9/28/2019—It would be nice to be able to take Court-packing off the table. On Friday, I gave a talk at the Elon Law Review Symposium on Court-packing—“Saving Judicial Independence From Court-Packing’s Nihilism.” I argued that Court-packing—the addition of the number of Justices beyond the nine set in 1869—bespoke a kind of jurisprudential nihilism. Marbury v. Madison pronounced America a government of laws and not of men. But the proponents of Court-packing did not believe that. They need bodies and votes.
And the Republicans are just the same. That is why they are busy packing the courts in their own way. Mitch McConnell says he wants to have a permanent impact. But how can you know how judges will rule in the years to come—unless this is all party and partisan and not reason.

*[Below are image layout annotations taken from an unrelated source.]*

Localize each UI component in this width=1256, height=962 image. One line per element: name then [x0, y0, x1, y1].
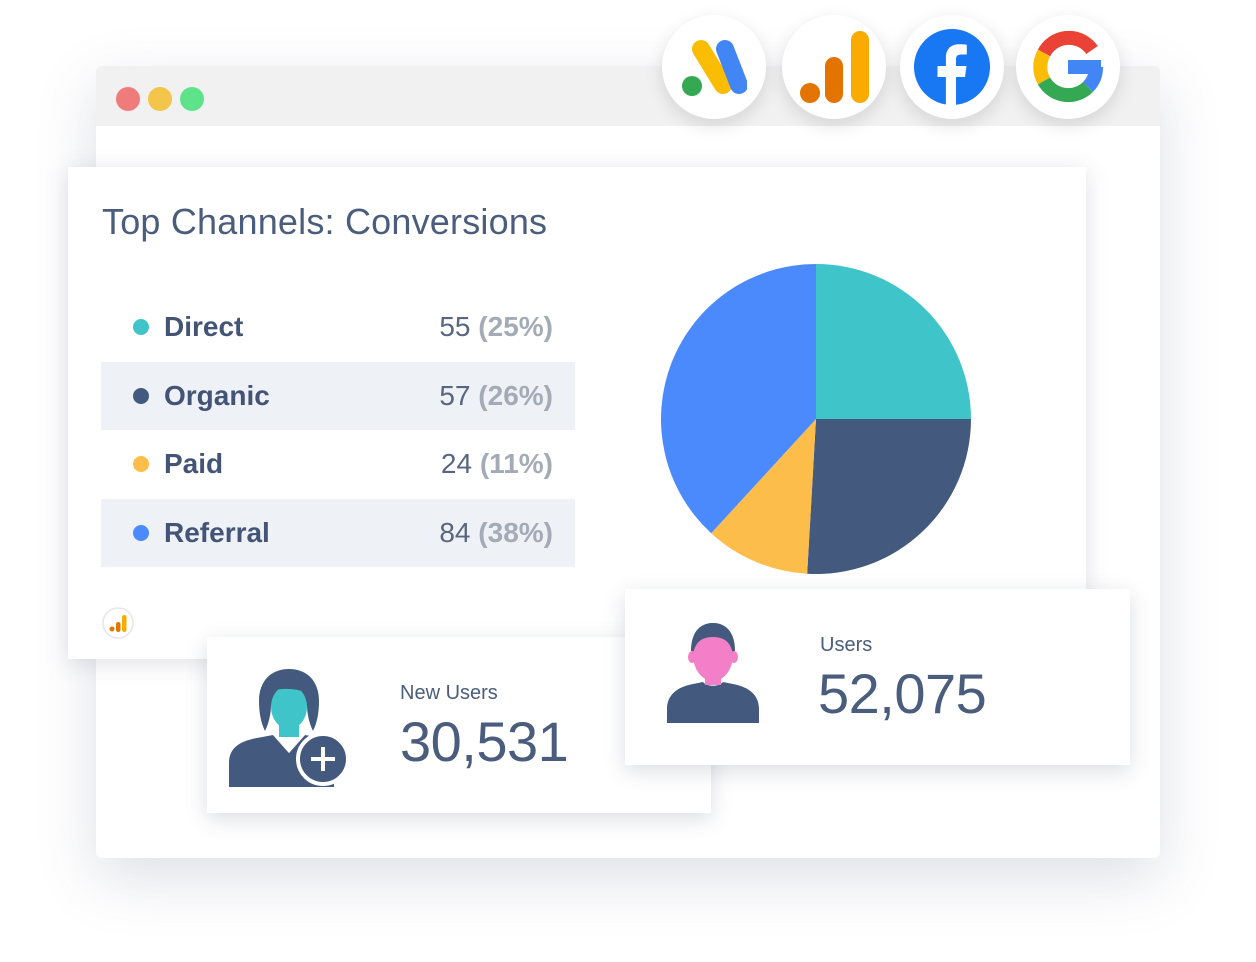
google-analytics-logo[interactable]	[782, 15, 886, 119]
legend-row-direct[interactable]: Direct 55 (25%)	[101, 293, 575, 362]
legend-row-paid[interactable]: Paid 24 (11%)	[101, 430, 575, 499]
legend-count: 84	[439, 516, 471, 548]
legend-dot-referral	[133, 524, 149, 541]
minimize-window-button[interactable]	[148, 87, 172, 111]
conversions-pie-chart	[661, 264, 971, 574]
legend-percent: (38%)	[478, 516, 553, 548]
legend-percent: (11%)	[479, 448, 553, 480]
google-ads-logo[interactable]	[662, 15, 766, 119]
users-label: Users	[820, 634, 873, 656]
legend-value: 55 (25%)	[439, 311, 553, 343]
legend-row-organic[interactable]: Organic 57 (26%)	[101, 361, 575, 430]
legend-label: Organic	[164, 379, 270, 411]
widget-title: Top Channels: Conversions	[102, 201, 548, 242]
legend-value: 57 (26%)	[439, 380, 553, 412]
pie-slice-paid[interactable]	[711, 419, 816, 574]
close-window-button[interactable]	[116, 87, 140, 111]
users-value: 52,075	[818, 662, 987, 725]
facebook-logo[interactable]	[900, 15, 1004, 119]
google-logo[interactable]	[1016, 15, 1120, 119]
pie-slice-referral[interactable]	[661, 264, 816, 534]
legend-dot-direct	[133, 319, 149, 336]
legend-percent: (26%)	[478, 379, 553, 411]
new-users-value: 30,531	[400, 710, 569, 773]
pie-slice-direct[interactable]	[816, 264, 971, 419]
facebook-icon	[914, 29, 990, 105]
user-icon	[667, 623, 759, 723]
legend-label: Direct	[164, 311, 244, 343]
legend-row-referral[interactable]: Referral 84 (38%)	[101, 498, 575, 567]
users-card[interactable]: Users 52,075	[625, 589, 1130, 765]
add-user-icon	[229, 669, 350, 787]
maximize-window-button[interactable]	[180, 87, 204, 111]
legend-count: 55	[439, 311, 471, 343]
legend-value: 24 (11%)	[441, 448, 553, 480]
pie-slice-organic[interactable]	[807, 419, 971, 574]
legend-percent: (25%)	[478, 311, 553, 343]
channel-legend: Direct 55 (25%) Organic 57 (26%) Paid 24…	[101, 293, 575, 567]
legend-label: Referral	[164, 516, 270, 548]
google-analytics-icon	[102, 607, 134, 639]
google-ads-icon	[682, 40, 747, 96]
legend-label: Paid	[164, 448, 224, 480]
google-icon	[1033, 31, 1103, 103]
new-users-label: New Users	[400, 682, 498, 704]
legend-dot-paid	[133, 456, 149, 473]
google-analytics-icon	[800, 31, 869, 103]
top-channels-widget: Top Channels: Conversions Direct 55 (25%…	[68, 167, 1086, 659]
legend-count: 57	[439, 379, 471, 411]
legend-dot-organic	[133, 387, 149, 404]
source-badge	[102, 607, 134, 644]
legend-count: 24	[440, 448, 473, 480]
legend-value: 84 (38%)	[439, 517, 553, 549]
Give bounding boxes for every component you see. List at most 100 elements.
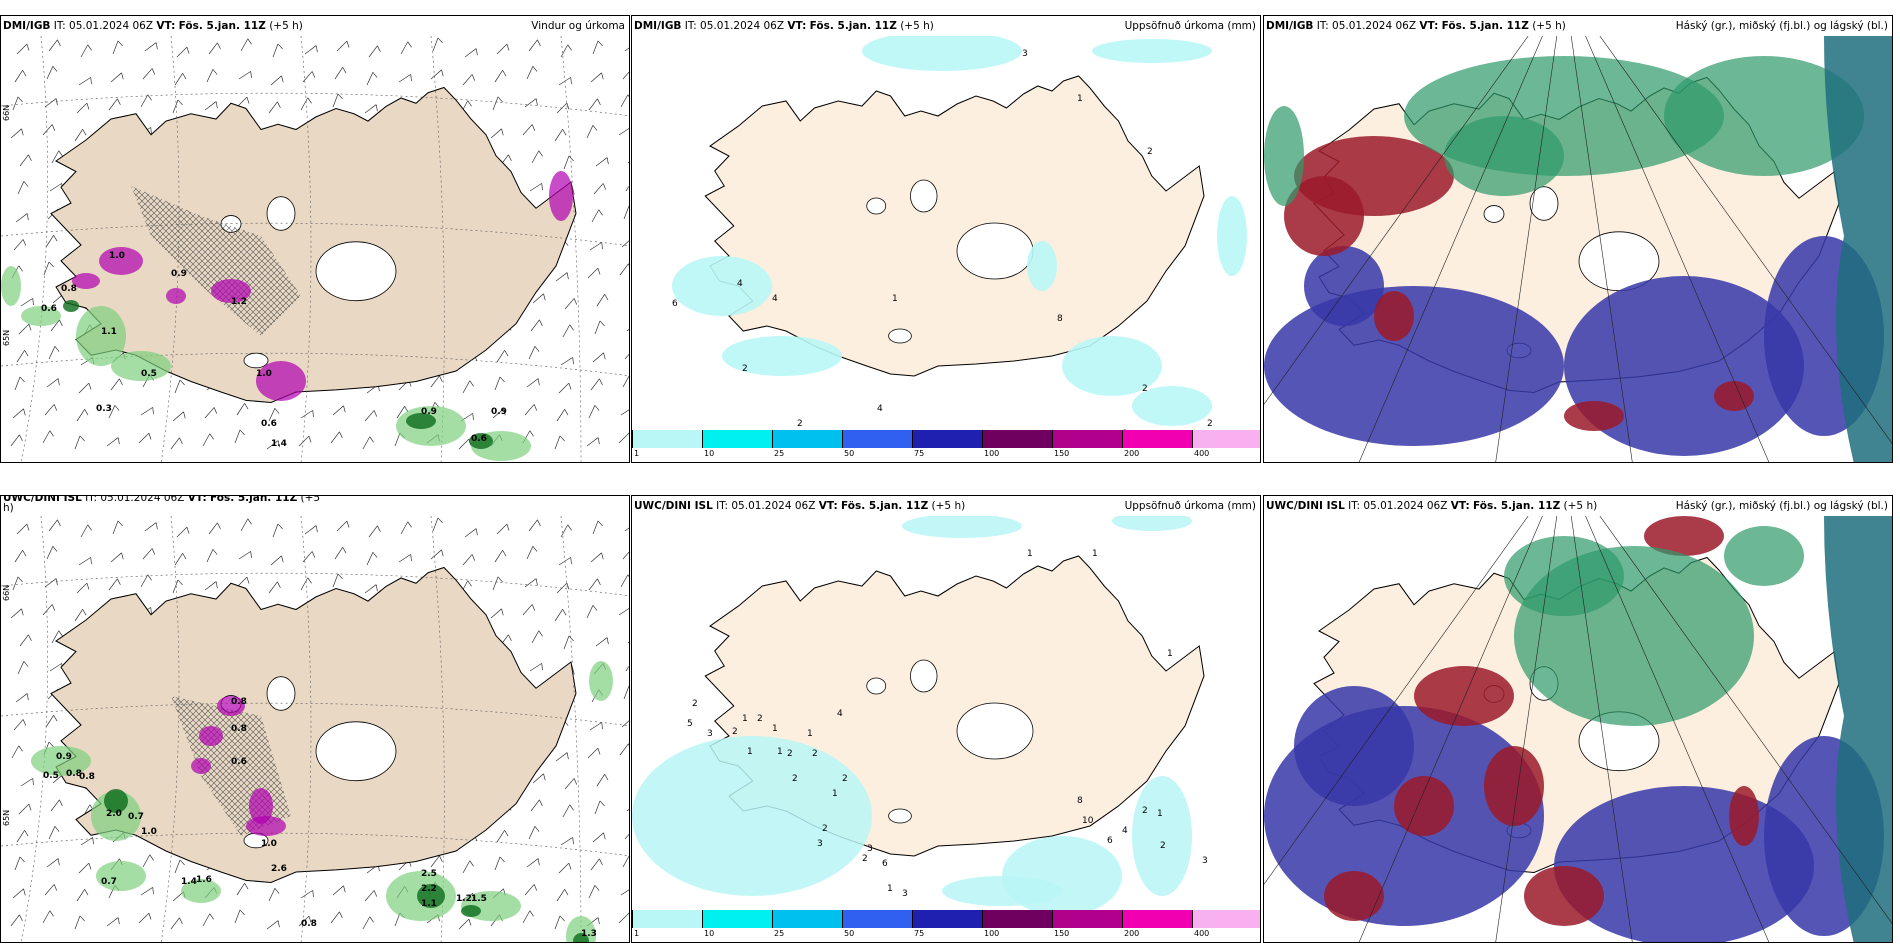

Akhil Amar of Yale Law School delivered the keynote address of the symposium. And he also condemned Court-packing. He added an additional objection to partisan Court-packing—that the other side, the Republicans in this case, would regain power and add even more Justices to the Court. It would spin out of control, he warned.
I was impressed that there was a feeling of agreement in the room. The kind of agreement that goes beyond politics.
I also criticized the AALS for having “Pillars of Democracy” as the theme for the January 2020 annual meeting, while refusing to raise the issue of Court-packing. Presidential candidates discuss it, but not law professors? Are they afraid to confront the progressive wing of the Democratic Party?
Now that I have heard a national figure like Amar weigh in, I believe the academy will not much longer be able to avoid the issue.